After she received her BFA from Syracuse University in 1953, Harwood moved to California. There she worked at the Los Angeles Art Association and became familiar with the local art scene, and met fellow hard-edge painters Lorser Feitelson and Helen Lundeberg. Feitelson supported and encouraged her work considerably, and eventually mentioned her work to Jules Langsner, a noted writer, critic, and art historian. Harwood and Langsner married in Rome, Italy in 1965. The couple spent their honeymoon in Paris with Man Ray.

On teaching art: "I feel I can teach well and understand what kids are groping for," she told The Times in 1968. "The art field has never been more wide open or accepted, but at the same time, there are so many possible directions."She told her students that no matter what direction they chose, the basic formula for finding meaning in their work is always the same. "To be a painter, you have to be able to see yourself and understand," she said, "and this is difficult for any generation."

==Painting career==

Harwood's progression toward Hard-edge painting first developed while pursuing her BFA at Syracuse University in the 1950s, where a focus on Abstract Expressionism, classicism, and balance led to her trademark style. In an interview with Geoform, Harwood stated, "In nature most shapes can be reduced to geometric forms. It seemed to me to be a logical approach to use geometric forms as a basis for painting and as a result, my work became associated with a movement known as Hard-edge—flat shapes with hard, clean edges...much of my painting develops intuitively and sometimes accidentally or serendipitously. But in all cases, the result should be to make all of the pieces fit, that there should be a "sense of rightness" about the total configuration."
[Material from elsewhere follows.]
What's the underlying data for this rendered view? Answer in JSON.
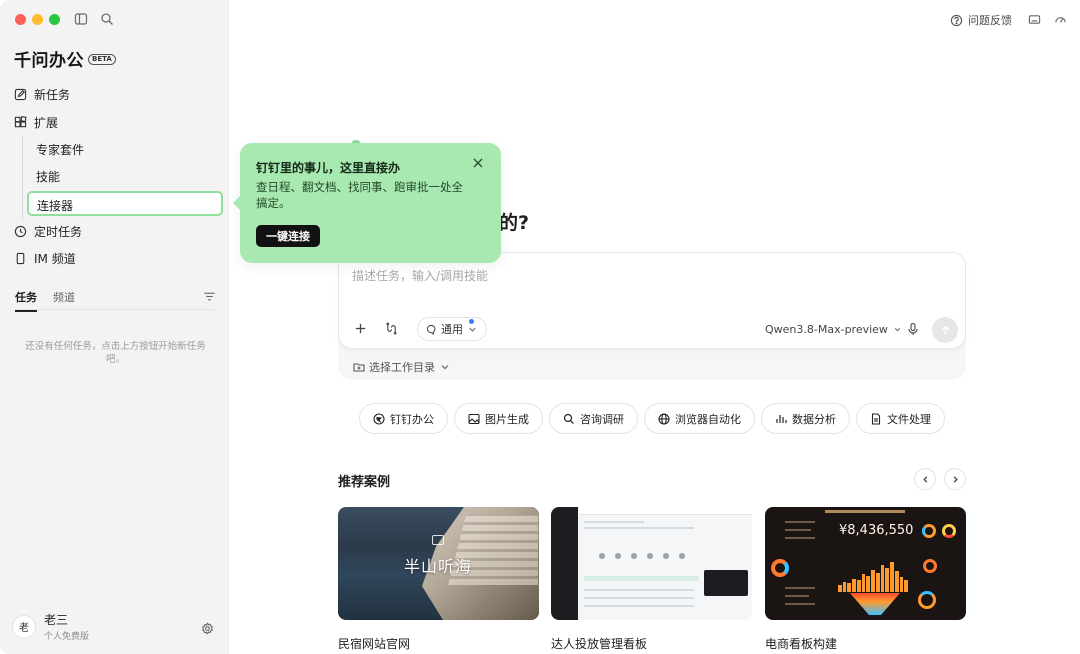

Harwood’s early paintings consisted of rigid, flat planes of color and interlocking forms – pure abstraction with no representational content. She often painted with acrylics, which was uncommon for painters of her time, and used tape to define the edges of her shapes. "My paint application was uniform, that is to say that no brush strokes were evident, creating impeccable, flat surfaces. Thus there would be no distraction from the intent, which was to create an interplay of ‘colorforms.’ Jules (Langsner) used this term to mean that color and form are one."

Her work evolved to include curves, loops, and networks of lines that flirted with Op-Art, sometimes painted with metallic paint to accentuate the play of light on the surface of the canvas. In the 70s, her large, discreet forms began to break apart, as she became interested in kinetics and motion. In the 90s and 2000s, her edges softened and her brushwork became more painterly in works that recalled simple landscapes. In later years she returned to the hard-edged forms that she began exploring sixty years before.
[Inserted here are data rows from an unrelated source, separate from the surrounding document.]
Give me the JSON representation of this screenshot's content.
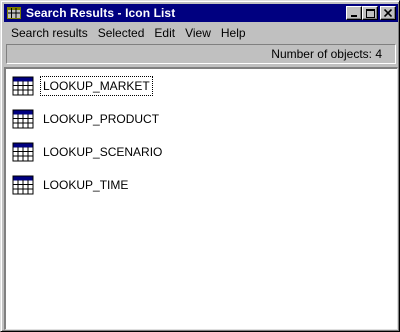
{
  "window": {
    "title": "Search Results - Icon List",
    "title_icon": "table-grid-icon",
    "controls": [
      "minimize-icon",
      "maximize-icon",
      "close-icon"
    ]
  },
  "menu": [
    "Search results",
    "Selected",
    "Edit",
    "View",
    "Help"
  ],
  "status": {
    "object_count_text": "Number of objects: 4"
  },
  "items": [
    {
      "label": "LOOKUP_MARKET",
      "icon": "table-icon",
      "focused": true
    },
    {
      "label": "LOOKUP_PRODUCT",
      "icon": "table-icon",
      "focused": false
    },
    {
      "label": "LOOKUP_SCENARIO",
      "icon": "table-icon",
      "focused": false
    },
    {
      "label": "LOOKUP_TIME",
      "icon": "table-icon",
      "focused": false
    }
  ],
  "colors": {
    "titlebar": "#000080",
    "face": "#c0c0c0",
    "table_header": "#000080",
    "table_cell": "#ffffff"
  }
}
Times art critic Christopher Knight, in reviewing a 2003 retrospective of her work at NoHo Modern in North Hollywood, said, "Following the trajectory of these paintings is rather like watching tectonic plates begin to shift, break apart and slowly bend beneath unseen forces of stoppable pressure – rather like the unfolding decade of the 1960s itself."

==Exhibitions and collections==

Though Harwood was not in the first exhibition considered to be hard-edge, "Four Abstract Classicists" curated by Jules Langsner in 1959, her works were included in the 1964 hard-edge show, "California Hard Edge Painting," in Balboa Pavilion Gallery in Orange County, also curated by Langsner.

She was included in many important hard-edge exhibitions in and around Southern California. Most significantly in "California Hard Edge Painting" and Dave Hickey's 2004 homage to "The Los Angeles School" exhibited at Otis College of Art and Design. Harwood's work can be found in numerous private, corporate and public collections, including in California: California State University, Los Angeles; the Long Beach Museum of Art; Los Angeles Valley College; the Newport Museum of Art; the San Jose Museum of Art; the University of Southern California, Los Angeles; and the University of California, Santa Barbara.